The History of Nonograms: From Japan to the World
How a Japanese magazine puzzle invented by Non Ishida in 1987 became a global phenomenon — through European puzzle books, Nintendo Picross, and the modern web.
A Puzzle Born in the 1980s
The nonogram was invented independently by two puzzle designers in Japan in the late 1980s. Its rise from a Japanese magazine curiosity to one of the world's most popular logic puzzles took less than a decade — a journey driven by clever licensing, global publishing, and Nintendo's reach into living rooms worldwide.
Non Ishida and the First Nonogram
In 1987, Non Ishida, a Japanese graphics editor and puzzle creator, designed a puzzle she called "Window Art Puzzles" (窓絵パズル). The concept came from an observation about skyscrapers at night: looking at a lit office building, the illuminated and dark windows formed a picture. She formalized this into a grid puzzle where numbers described the lit windows in each row and column.

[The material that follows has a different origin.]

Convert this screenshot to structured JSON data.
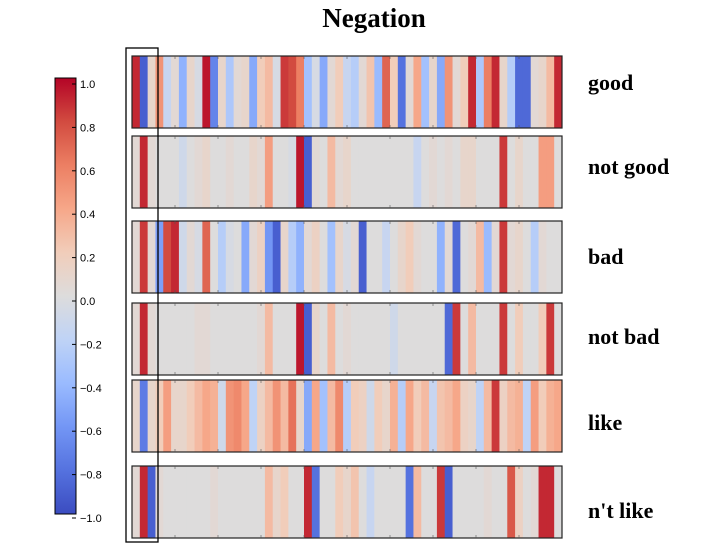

Ishida published the puzzle in a Japanese magazine and won a competition with it. The term "nonogram" derives directly from her name: Non (from Non Ishida) combined with the Greek suffix -gram (meaning something drawn or written).
Tetsuya Nishio and Independent Invention
Around the same time, Tetsuya Nishio, another Japanese puzzle designer, independently invented an identical format. This type of simultaneous invention is not unusual in puzzle history — similar ideas often emerge when the cultural conditions are right. Both Ishida and Nishio are recognized as the co-inventors of the modern nonogram.
Global Spread Through Puzzle Magazines
British puzzle publisher James Dalgety encountered nonograms in Japan and introduced them to European audiences in 1990 through The Sunday Telegraph under the name "Nonograms." The puzzles became a popular feature and were later published in book collections.
Other European publishers adopted their own names. In the UK, puzzle magazine publisher Puzzler popularized the name Hanjie. Dutch and Israeli publishers usedGriddlers. The puzzle spread across Europe throughout the early 1990s, primarily through print puzzle books and magazine supplements.
Nintendo and the "Picross" Brand
The biggest boost to the puzzle's global reach came from Nintendo. In 1995, Nintendo licensed the nonogram format and published Mario's Picross for the Game Boy in Japan. The name "Picross" — a portmanteau of Picture and Crossword — became Nintendo's brand for the format.
Mario's Picross was released in Europe later in 1995 but did not achieve the same commercial success as in Japan. However, subsequent titles in the series found larger audiences. Picross DS (2007) sold over a million copies globally. Nintendo has since published over 20 Picross titles across platforms including DS, 3DS, Switch, and mobile devices.
The Digital Age and Online Nonograms
The internet transformed nonogram distribution. Where previously a puzzle required a magazine or a Game Boy cartridge, web-based nonograms became freely accessible in the early 2000s. Sites like Griddlers.net built large communities of puzzle solvers and creators.
Mobile apps brought the puzzle to smartphones. Nintendo's Picross e series on the 3DS eShop introduced nonograms to a new generation. Today, nonogram apps consistently rank among the top puzzle game downloads, and the puzzle has a dedicated competitive solving community with speed-solving events.
The Mathematics Behind the Puzzle
Nonograms attracted academic interest alongside their popular appeal. Researchers proved that solving a nonogram is NP-complete — meaning that for arbitrarily large grids, no known algorithm can guarantee a solution in polynomial time. In practice, the puzzles published for recreational solving are carefully designed to have unique solutions reachable through pure logic, avoiding the computational hardness of the general case.
From Japan to Everywhere
In roughly 35 years, the nonogram traveled from a Japanese magazine competition to game consoles, puzzle magazines, smartphones, and browser games worldwide. Despite accumulating half a dozen names along the way, the puzzle itself has never changed: a grid, some numbers, and a hidden picture waiting to be revealed by logic.